AI/ML Research Engineer, LLM Post-Training & Evaluation
Innodata Inc. · United States · 5 days ago
RemoteRemoteEngineering$80k–$175k/yrFull-time
About the role
Innodata is expanding its team of technical experts in LLM training, post-training, and evaluation systems. This role is ideal for someone with hands-on experience fine-tuning and evaluating large language models (and ideally multimodal models).
Responsibilities
- Design and implement the pipelines and tooling that connect data, evaluation, and post-training.
- Help customers and internal teams move from evaluation findings to measurable model improvements.
- Build fine-tuning workflows (e.g., supervised fine-tuning and preference-based optimization).
- Integrate evaluation harnesses into model development loops.
- Improve experiment reliability and throughput.
- Support advanced evaluation scenarios such as long-context, cross-modal, and dynamic multi-turn interactions.
- Contribute to Innodata’s internal R&D efforts, including benchmark datasets, evaluation frameworks, and reusable infrastructure for model assessment and post-training experimentation.
- Lead or co-lead technically complex ML engineering projects from initial customer discussions through implementation and delivery.
- Implement and optimize evaluation systems for LLMs and multimodal models, including offline benchmarks and task-specific test harnesses.
- Integrate human-in-the-loop and AI-augmented evaluation signals into model development workflows.
- Build robust infrastructure and tooling for reproducible experimentation, metrics logging, and regression monitoring.

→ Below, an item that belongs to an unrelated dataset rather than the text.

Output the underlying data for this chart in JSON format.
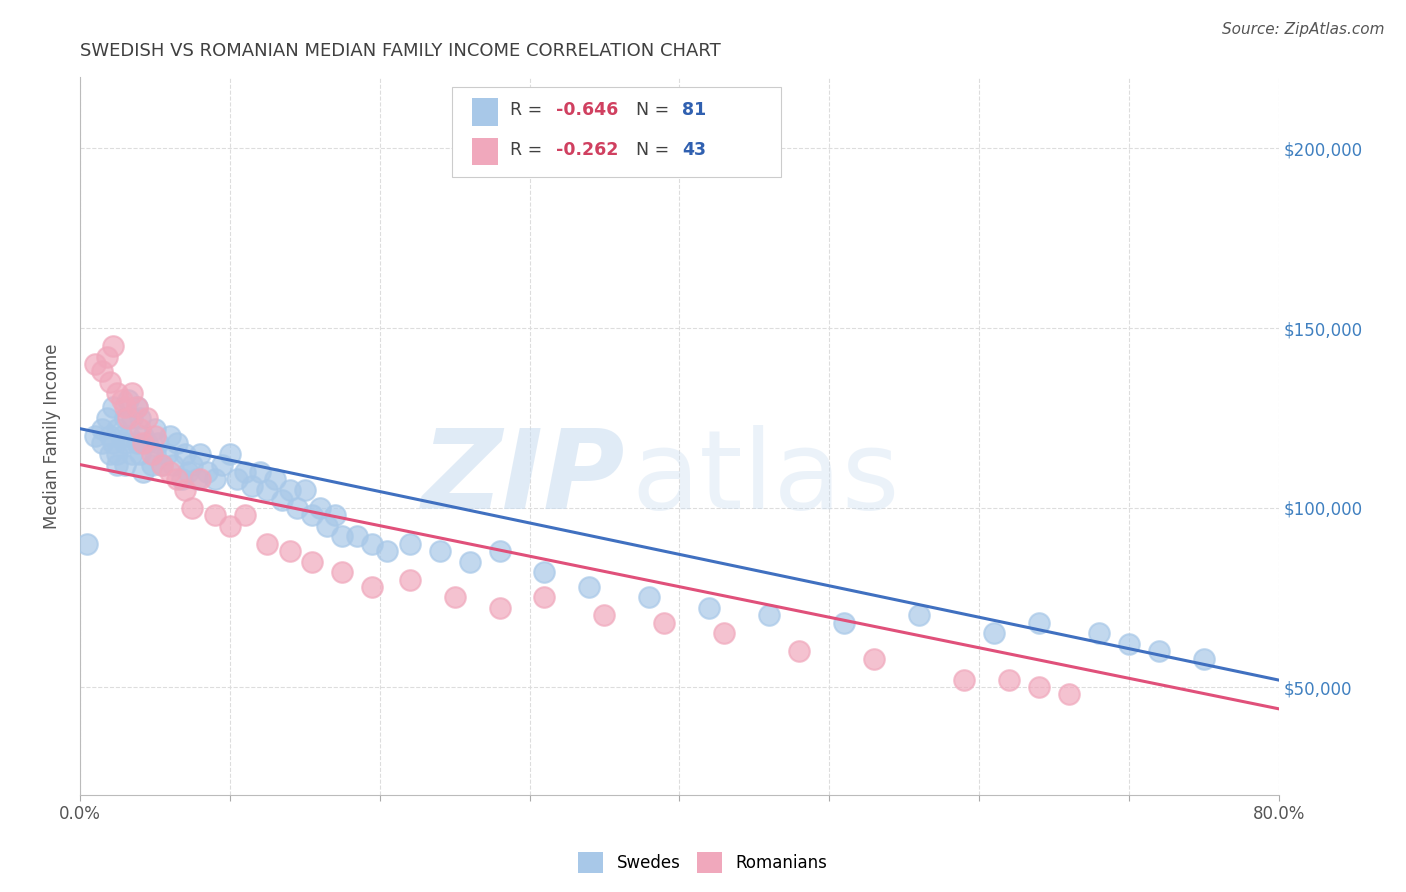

- Diagnose model behavior and pipeline failures, including data issues, training instability, metric inconsistencies, and evaluation drift.
- Collaborate with Language Data Scientists and Applied Research Scientists to translate evaluation frameworks into executable systems.
- Work closely with customer technical stakeholders to understand goals, constraints, and success criteria; propose and implement technically sound solutions.
- Contribute to internal research and platform development, including benchmark frameworks, evaluation tooling, and post-training workflow improvements.
- Contribute to best practices and standards for LLM training, evaluation, and quality assurance across projects.
- Mentor junior engineers and contribute to technical design reviews, documentation, and engineering rigor across the team.
Qualifications
- BS/MS/PhD in Computer Science, Machine Learning, AI, Applied Mathematics, or a related quantitative technical field (MS/PhD preferred)
- 2-3 years of relevant industry or research engineering experience in ML/AI systems
- Hands-on experience with LLM training / fine-tuning / post-training, including at least one of:
- supervised fine-tuning (SFT)
- preference optimization (e.g., DPO or related methods)
- RLHF / RLAIF-style workflows
- task- or domain-adaptation of foundation models
- Strong programming skills in Python and experience building production-quality ML code
- Experience with modern ML frameworks (e.g., PyTorch, JAX, TensorFlow) and model libraries/tooling (e.g., Hugging Face ecosystem, vLLM, distributed training stacks)
- Experience designing and implementing evaluation pipelines for LLM/ML systems, including metrics computation, dataset handling, and experiment comparisons
- Strong understanding of data pipelines and ML systems engineering, including reproducibility, observability, and debugging
- Experience with large-scale distributed ML systems and performance optimization for training/evaluation workloads (GPU/accelerator environments preferred)
- Experience with large-scale data processing and workflow orchestration in support of model training/evaluation
- Able to collaborate directly with technical stakeholders including research scientists, ML engineers, data engineers, and customer technical leads
- Strong written and verbal communication skills, including the ability to explain complex technical tradeoffs to both technical and non-technical audiences
Pay
The expected salary range for this position is $80,000 – $175,000 USD per year, based on experience, skills, and qualifications.